Alumni Spotlight: David Diehl ‘74, Overcoming Adversity
Alumni Spotlight: David Diehl ‘74, Overcoming Adversity
By Allison Eatough ‘97
At age 80, David Diehl ’74 has been a U.S. Masters Swimmer (USMS) for over 45 years. He has served on the USMS Board of Directors for 14 years and previously as a vice president and an at-large director.
During the recent U.S. Masters Swimming Long Course National Championships in Ohio, he beat a number of octogenarians to win silver in the men’s 100-meter backstroke and bronze in the men’s 50-meter backstroke.
What’s even more impressive? He did it with only one functioning lung due to a paralyzed diaphragm, the muscle below your lungs that allows you to breathe.
Diehl also experienced a stroke almost 20 years ago and is blind in one eye due to a detached retina. While he modified some parts of his life, the advocate for healthy living didn’t let the stroke and other adversities slow him down.
“What keeps me going all these years is the physical fitness and health that comes with swimming,” he said. “It’s a lifelong sport.”
Diehl, who learned to swim at age 14, swam for University of Maryland from 1960 to 1961 during his freshman and sophomore years. He finished college on a part-time basis so he could work to support his family.
After a 17-year break from competitive swimming he, with the help of former teammates, got into masters swimming and has been swimming competitively ever since.

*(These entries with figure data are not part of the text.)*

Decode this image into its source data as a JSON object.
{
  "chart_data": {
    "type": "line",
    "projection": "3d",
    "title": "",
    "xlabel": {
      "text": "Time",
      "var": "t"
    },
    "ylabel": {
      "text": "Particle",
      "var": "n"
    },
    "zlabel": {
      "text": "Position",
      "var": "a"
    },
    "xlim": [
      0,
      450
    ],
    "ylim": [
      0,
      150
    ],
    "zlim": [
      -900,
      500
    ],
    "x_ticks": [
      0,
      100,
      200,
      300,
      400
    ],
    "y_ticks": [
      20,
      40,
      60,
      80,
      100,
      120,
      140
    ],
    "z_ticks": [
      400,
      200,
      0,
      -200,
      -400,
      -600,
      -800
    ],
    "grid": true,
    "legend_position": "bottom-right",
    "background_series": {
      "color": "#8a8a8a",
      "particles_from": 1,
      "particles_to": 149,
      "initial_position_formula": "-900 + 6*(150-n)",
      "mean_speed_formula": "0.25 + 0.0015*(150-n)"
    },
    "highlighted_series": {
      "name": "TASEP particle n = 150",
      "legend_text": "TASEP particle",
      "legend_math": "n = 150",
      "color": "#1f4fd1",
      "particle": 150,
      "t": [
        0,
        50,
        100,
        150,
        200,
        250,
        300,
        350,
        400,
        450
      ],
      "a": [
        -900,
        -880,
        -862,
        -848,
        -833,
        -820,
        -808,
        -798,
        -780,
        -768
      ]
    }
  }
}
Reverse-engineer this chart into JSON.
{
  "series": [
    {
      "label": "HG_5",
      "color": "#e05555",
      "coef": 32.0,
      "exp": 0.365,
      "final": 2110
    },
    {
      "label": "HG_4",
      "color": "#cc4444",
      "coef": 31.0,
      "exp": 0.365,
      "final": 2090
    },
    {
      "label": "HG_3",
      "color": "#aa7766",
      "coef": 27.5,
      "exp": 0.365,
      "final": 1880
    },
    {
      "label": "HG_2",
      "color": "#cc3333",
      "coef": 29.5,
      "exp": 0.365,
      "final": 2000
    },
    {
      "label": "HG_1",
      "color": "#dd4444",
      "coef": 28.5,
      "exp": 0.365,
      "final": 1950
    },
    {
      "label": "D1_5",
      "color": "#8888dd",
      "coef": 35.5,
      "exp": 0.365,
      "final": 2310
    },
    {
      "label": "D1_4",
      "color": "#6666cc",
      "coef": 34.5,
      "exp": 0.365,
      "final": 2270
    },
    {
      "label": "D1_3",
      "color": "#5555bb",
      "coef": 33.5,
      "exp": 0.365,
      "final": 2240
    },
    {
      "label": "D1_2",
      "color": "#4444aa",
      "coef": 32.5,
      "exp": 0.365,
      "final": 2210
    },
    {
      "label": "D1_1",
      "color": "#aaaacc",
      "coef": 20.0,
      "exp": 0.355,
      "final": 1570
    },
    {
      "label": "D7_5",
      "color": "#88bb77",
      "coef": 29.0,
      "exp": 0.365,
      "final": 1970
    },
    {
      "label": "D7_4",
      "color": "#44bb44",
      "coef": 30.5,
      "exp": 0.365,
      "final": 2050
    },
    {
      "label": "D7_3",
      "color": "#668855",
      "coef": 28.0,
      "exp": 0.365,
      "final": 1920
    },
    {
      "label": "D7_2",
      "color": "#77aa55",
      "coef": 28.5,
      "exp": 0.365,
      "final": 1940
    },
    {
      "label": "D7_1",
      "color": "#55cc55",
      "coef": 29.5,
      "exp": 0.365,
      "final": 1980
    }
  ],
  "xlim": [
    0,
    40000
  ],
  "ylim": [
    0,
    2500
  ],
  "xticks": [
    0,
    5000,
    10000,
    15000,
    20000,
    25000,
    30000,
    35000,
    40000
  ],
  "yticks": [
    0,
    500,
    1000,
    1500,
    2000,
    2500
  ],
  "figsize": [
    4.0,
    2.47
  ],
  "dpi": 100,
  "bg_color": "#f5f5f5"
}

Over the past four decades, Diehl has won multiple Maryland and Pennsylvania Senior Olympics (now called Senior Games) championships, placed eighth in the 1994 World Masters Championships, won the Senior Games National Championship for 50-meter backstroke and 50-yard backstroke in 1999 and 2007, respectively, and participated in nearly 50 international and U.S. Masters Swimming, National Senior Games and world championship swim meets.
“I’ve won over a hundred medals over the years but I gave most of them to my four grandkids,” Diehl said. “Now that they’re older, they said they want to win some of their own.”
He’s also served as a regional and national leader for masters swimming programs, a past president and the executive director (named emeritus) of the M Club Foundation for 13 years and an inspiration for fellow Terps.
Diehl still keeps in touch with and even competes with and against former University of Maryland swimmers. During the recent long course national championships, Diehl, Ray Ascherfeld ‘59 (a member of the first UMD swim team in 1955) and Lorie Hug (a member of the first women’s UMD swim team), won a total of 15 medals. In the short course nationals in August, five former UMD swimmers competed with Diehl: Ascherfeld, Hug, Charlie Hoffman (former UMD swim coach), Buster Yonych, and Chuck Burke.
In addition to swimming, Diehl said he enjoys coaching and officiating, which he has done for over 25 years. He coaches swimmers of all ages and currently teaches a low-impact dry land and water fitness class for people in their 60s, 70s, 80s and 90s in Gettysburg, Pa.
“My statement to them is, ‘I want to give you a better quality of life,’” he said. “That's what swimming and being physically fit does. It gives you a better quality of life.”